Wayang Kulit Yesus Jadi Tren Natal Tahun Ini


Trias Indra Setiawan, warga Bantul, perajin wayang kulit yang membuat wayang edisi khusus Natal, yakni wayang kulit Yesus Kristus.

Bantul - WARA - Seorang perajin wayang kulit di Kabupaten Bantul, Daerah Istimewa Yogyakarta, memiliki cara unik untuk menyambut hari raya Natal. Dia berinovasi dengan membuat wayang kulit dengan tokoh Yesus dan dikombinasikan dengan karakter wayang Jawa.

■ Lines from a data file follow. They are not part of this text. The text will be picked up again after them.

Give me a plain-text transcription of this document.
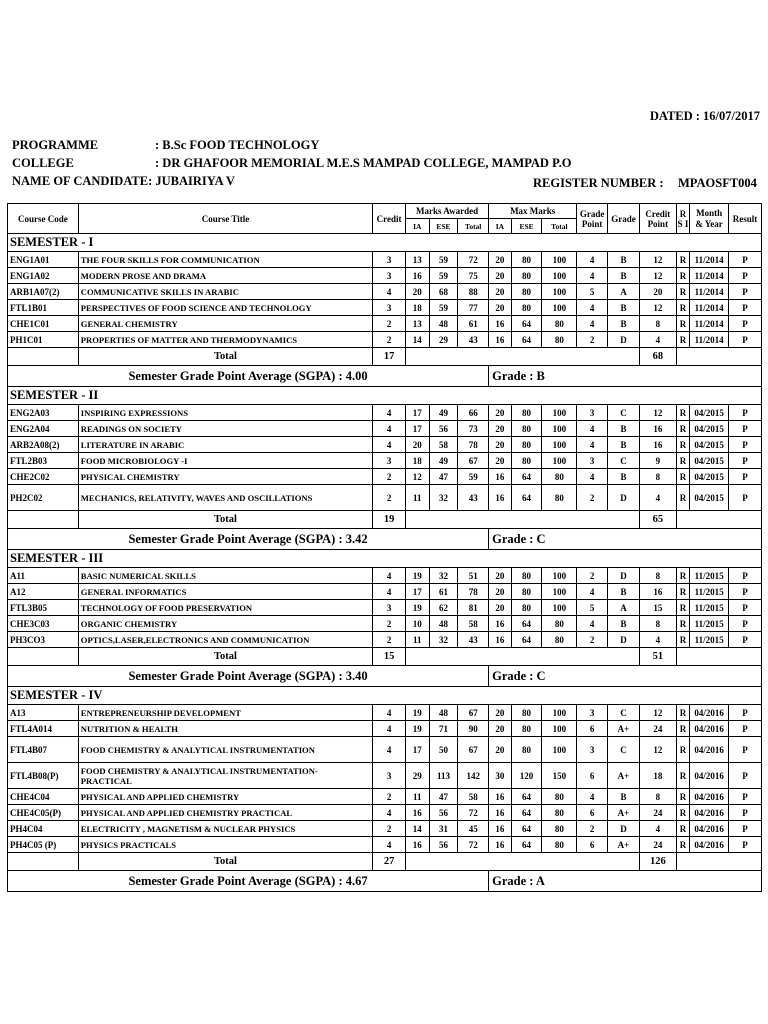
DATED : 16/07/2017
PROGRAMME	: B.Sc FOOD TECHNOLOGY
COLLEGE	: DR GHAFOOR MEMORIAL M.E.S MAMPAD COLLEGE, MAMPAD P.O
NAME OF CANDIDATE: JUBAIRIYA V	REGISTER NUMBER : MPAOSFT004
Course Code	Course Title	Credit	Marks Awarded			Max Marks			Grade Point	Grade	Credit Point	R S I	Month & Year	Result
			IA	ESE	Total	IA	ESE	Total						
SEMESTER - I														
ENG1A01	THE FOUR SKILLS FOR COMMUNICATION	3	13	59	72	20	80	100	4	B	12	R	11/2014	P
ENG1A02	MODERN PROSE AND DRAMA	3	16	59	75	20	80	100	4	B	12	R	11/2014	P
ARB1A07(2)	COMMUNICATIVE SKILLS IN ARABIC	4	20	68	88	20	80	100	5	A	20	R	11/2014	P
FTL1B01	PERSPECTIVES OF FOOD SCIENCE AND TECHNOLOGY	3	18	59	77	20	80	100	4	B	12	R	11/2014	P
CHE1C01	GENERAL CHEMISTRY	2	13	48	61	16	64	80	4	B	8	R	11/2014	P
PH1C01	PROPERTIES OF MATTER AND THERMODYNAMICS	2	14	29	43	16	64	80	2	D	4	R	11/2014	P
	Total	17									68			
Semester Grade Point Average (SGPA) : 4.00						Grade : B								
SEMESTER - II														
ENG2A03	INSPIRING EXPRESSIONS	4	17	49	66	20	80	100	3	C	12	R	04/2015	P
ENG2A04	READINGS ON SOCIETY	4	17	56	73	20	80	100	4	B	16	R	04/2015	P
ARB2A08(2)	LITERATURE IN ARABIC	4	20	58	78	20	80	100	4	B	16	R	04/2015	P
FTL2B03	FOOD MICROBIOLOGY -I	3	18	49	67	20	80	100	3	C	9	R	04/2015	P
CHE2C02	PHYSICAL CHEMISTRY	2	12	47	59	16	64	80	4	B	8	R	04/2015	P
PH2C02	MECHANICS, RELATIVITY, WAVES AND OSCILLATIONS	2	11	32	43	16	64	80	2	D	4	R	04/2015	P
	Total	19									65			
Semester Grade Point Average (SGPA) : 3.42						Grade : C								
SEMESTER - III														
A11	BASIC NUMERICAL SKILLS	4	19	32	51	20	80	100	2	D	8	R	11/2015	P
A12	GENERAL INFORMATICS	4	17	61	78	20	80	100	4	B	16	R	11/2015	P
FTL3B05	TECHNOLOGY OF FOOD PRESERVATION	3	19	62	81	20	80	100	5	A	15	R	11/2015	P
CHE3C03	ORGANIC CHEMISTRY	2	10	48	58	16	64	80	4	B	8	R	11/2015	P
PH3CO3	OPTICS,LASER,ELECTRONICS AND COMMUNICATION	2	11	32	43	16	64	80	2	D	4	R	11/2015	P
	Total	15									51			
Semester Grade Point Average (SGPA) : 3.40						Grade : C								
SEMESTER - IV														
A13	ENTREPRENEURSHIP DEVELOPMENT	4	19	48	67	20	80	100	3	C	12	R	04/2016	P
FTL4A014	NUTRITION & HEALTH	4	19	71	90	20	80	100	6	A+	24	R	04/2016	P
FTL4B07	FOOD CHEMISTRY & ANALYTICAL INSTRUMENTATION	4	17	50	67	20	80	100	3	C	12	R	04/2016	P
FTL4B08(P)	FOOD CHEMISTRY & ANALYTICAL INSTRUMENTATION- PRACTICAL	3	29	113	142	30	120	150	6	A+	18	R	04/2016	P
CHE4C04	PHYSICAL AND APPLIED CHEMISTRY	2	11	47	58	16	64	80	4	B	8	R	04/2016	P
CHE4C05(P)	PHYSICAL AND APPLIED CHEMISTRY PRACTICAL	4	16	56	72	16	64	80	6	A+	24	R	04/2016	P
PH4C04	ELECTRICITY , MAGNETISM & NUCLEAR PHYSICS	2	14	31	45	16	64	80	2	D	4	R	04/2016	P
PH4C05 (P)	PHYSICS PRACTICALS	4	16	56	72	16	64	80	6	A+	24	R	04/2016	P
	Total	27									126			
Semester Grade Point Average (SGPA) : 4.67						Grade : A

Si perajin, Trias Indra Setiawan, tak hanya membuat satu karakter Yesus, melainkan beberapa karakter, di antaranya karakter Yesus disalib dan Yesus saat masih bayi. Dia juga membuat gunungan (wayang berbentuk gambar gunung beserta isinya yang dipakai sebagai tanda akan bergantinya lakon/tahapan cerita) bergambar salib, malaikat serta alam semesta.

Wayang edisi khusus Natal itu, menurut Trias, dapat dimainkan untuk menghibur anak dengan cerita wayang kulit Natal kelahiran Yesus kristus.

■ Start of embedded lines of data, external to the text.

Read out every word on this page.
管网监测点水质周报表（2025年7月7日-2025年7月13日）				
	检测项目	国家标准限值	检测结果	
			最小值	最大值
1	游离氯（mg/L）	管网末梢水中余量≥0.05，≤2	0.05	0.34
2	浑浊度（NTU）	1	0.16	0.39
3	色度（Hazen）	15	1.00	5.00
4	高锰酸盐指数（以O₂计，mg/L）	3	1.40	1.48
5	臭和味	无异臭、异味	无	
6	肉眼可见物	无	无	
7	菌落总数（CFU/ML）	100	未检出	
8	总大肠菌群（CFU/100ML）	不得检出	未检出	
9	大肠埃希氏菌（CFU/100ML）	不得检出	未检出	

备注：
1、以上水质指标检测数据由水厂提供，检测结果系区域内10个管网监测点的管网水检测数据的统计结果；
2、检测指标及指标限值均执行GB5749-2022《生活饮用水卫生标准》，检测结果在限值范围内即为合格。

Trias berkreasi dengan wayang kulit Natal itu setelah membaca sebuah buku tentang wayang Nasrani yang pernah dibuat Romo Timotius pada 1960. Wayang itu dahulu digunakan Romo Timotius ketika bercerita tentang kelahiran Yesus kepada umatnya. Trias mengembangkannya dengan bahan kulit domba, kulit sapi maupun kulit kerbau.

Dia mengatakan bahwa wayang Nasrani buatannya dikombinasikan antara wayang kulit khas Jawa dengan karakter Yesus. Pernak-pernik itu banyak dicari dan diminati menjelang Natal.

Wayang kulit Nasrani dan wayang kulit Yesus itu bisa juga untuk hiasan di rumah atau pun dimainkan seperti halnya wayang kulit pada umumnya. Namun dengan cerita seputar Natal atau kelahiran Yesus. Bahkan ada beberapa wayang kulit Yesus didesain sebagai hiasan gantungan di mobil.

Ika Lestari, seorang pembeli, mengaku senang dengan kreasi wayang kulit Yesus itu. Dia berniat menggunakannya sebagau kado pada hari Natal. Katanya, bentuknya unik dan belum ada di daerah lain sehingga terkesan ekslusif.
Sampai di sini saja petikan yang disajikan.